None of the specialists in the field have taken Hardy's idea very seriously, however. Perhaps it was because he wasn’t a paleoanthropologist, perhaps it was because he did not provide any new evidence - just a re-interpretation of old or perhaps the timing was just wrong. In 1960 most in the field had almost the exact opposite niche in mind for early hominids, namely the African savannah.
However, since then a great deal of fossil evidence has emerged of earlier bipeds that lived when Africa was not so dry and in places that were heavily forested and predominantly wet. It is hard to justify its omission from the debate today. One has to ask: If it has never even been studied, on what basis has the idea been dismissed? Somebody’s hunch? Whatever it is, it's not science.
I first learned about Hardy's idea from Elaine Morgan's beautifully written and inspirational books about the aquatic ape hypothesis. What she argued seemed to make sense to me and yet there was not even a whisper about it in the official texts.
Elaine Morgan, author of several inspirational aquatic ape books
I was so determined to find out why academics had dismissed the idea that I went back to university, to UCL, to do a masters degree in human evolution. I was surprised and disappointed to find that the subject was simply not on the agenda. When I raised the question with my tutor she said it was the fault of those who had proposed the idea. They had not put it forward in a strictly scientific way. Someone should make some predictions about the hypothesis and then test them, she said. So I decided to do so myself. (My MSc thesis - so sky blue bar above for download options)
Apes Wade Bipedally
Precious little work had been done studying extant ape behaviour in water as they have always been considered to be rather hydrophobic. However, recent observations of western lowland gorillas at the swamps of Mbeli Bai have started to change this image. In fact, digging around the literature reveals that all four species have been observed to go into water when the need arises and, when they do, it is usually bipedally.

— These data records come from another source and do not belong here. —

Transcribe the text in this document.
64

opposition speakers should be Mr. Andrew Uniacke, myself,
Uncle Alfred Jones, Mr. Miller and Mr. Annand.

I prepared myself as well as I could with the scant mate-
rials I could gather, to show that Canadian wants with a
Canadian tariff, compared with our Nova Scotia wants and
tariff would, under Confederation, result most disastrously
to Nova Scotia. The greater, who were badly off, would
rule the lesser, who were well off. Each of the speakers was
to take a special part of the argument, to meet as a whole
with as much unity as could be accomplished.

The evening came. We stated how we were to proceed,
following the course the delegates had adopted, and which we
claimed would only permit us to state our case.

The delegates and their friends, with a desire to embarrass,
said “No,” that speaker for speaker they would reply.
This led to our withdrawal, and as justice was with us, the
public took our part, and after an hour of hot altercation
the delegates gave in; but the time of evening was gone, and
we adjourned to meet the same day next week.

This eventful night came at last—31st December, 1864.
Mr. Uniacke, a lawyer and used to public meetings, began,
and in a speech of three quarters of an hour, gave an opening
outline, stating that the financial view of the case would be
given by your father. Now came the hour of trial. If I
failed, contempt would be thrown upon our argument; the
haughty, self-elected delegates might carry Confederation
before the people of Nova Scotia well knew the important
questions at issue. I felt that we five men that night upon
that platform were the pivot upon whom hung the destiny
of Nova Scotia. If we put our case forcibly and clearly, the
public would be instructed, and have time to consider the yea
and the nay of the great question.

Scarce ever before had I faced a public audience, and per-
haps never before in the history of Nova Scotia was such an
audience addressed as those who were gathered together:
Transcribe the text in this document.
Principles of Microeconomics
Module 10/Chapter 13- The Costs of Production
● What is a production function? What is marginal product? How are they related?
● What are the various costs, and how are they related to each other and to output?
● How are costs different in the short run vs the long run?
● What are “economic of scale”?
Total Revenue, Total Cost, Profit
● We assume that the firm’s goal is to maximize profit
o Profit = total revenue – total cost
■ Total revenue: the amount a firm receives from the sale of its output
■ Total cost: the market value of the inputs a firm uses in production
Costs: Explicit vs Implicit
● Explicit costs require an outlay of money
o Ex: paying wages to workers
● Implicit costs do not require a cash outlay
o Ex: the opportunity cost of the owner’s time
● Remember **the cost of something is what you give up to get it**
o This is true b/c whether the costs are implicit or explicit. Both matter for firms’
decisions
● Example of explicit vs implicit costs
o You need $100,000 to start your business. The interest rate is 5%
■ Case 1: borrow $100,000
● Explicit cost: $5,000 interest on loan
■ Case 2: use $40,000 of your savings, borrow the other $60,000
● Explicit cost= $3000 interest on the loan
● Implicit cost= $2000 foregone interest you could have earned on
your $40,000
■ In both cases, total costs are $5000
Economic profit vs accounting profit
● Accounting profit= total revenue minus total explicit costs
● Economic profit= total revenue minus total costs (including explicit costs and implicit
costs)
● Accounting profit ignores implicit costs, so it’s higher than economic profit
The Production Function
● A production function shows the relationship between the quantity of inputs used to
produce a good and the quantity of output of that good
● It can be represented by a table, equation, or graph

Western lowland gorilla at Mbeli Bai. Orang-utans, chimpanzees and bonobos have all been observed wading bipedally like this.
I carried out a new empirical study of captive bonobos’ bipedal time at the wildlife park at Planckendael near Brussels in different substrates. I found that whilst they were bipedal only 2% of the time on land, the figure rose to over 90% when in water.
Level of bipedality in captive bonobos in different substrates.
Bonobos were filmed with a video camera and the amount of time (in seconds) spent in a supported (where upper arms are used for balance) or unsupported bipedalism was calculated as an estimate of the time spent in that substrate.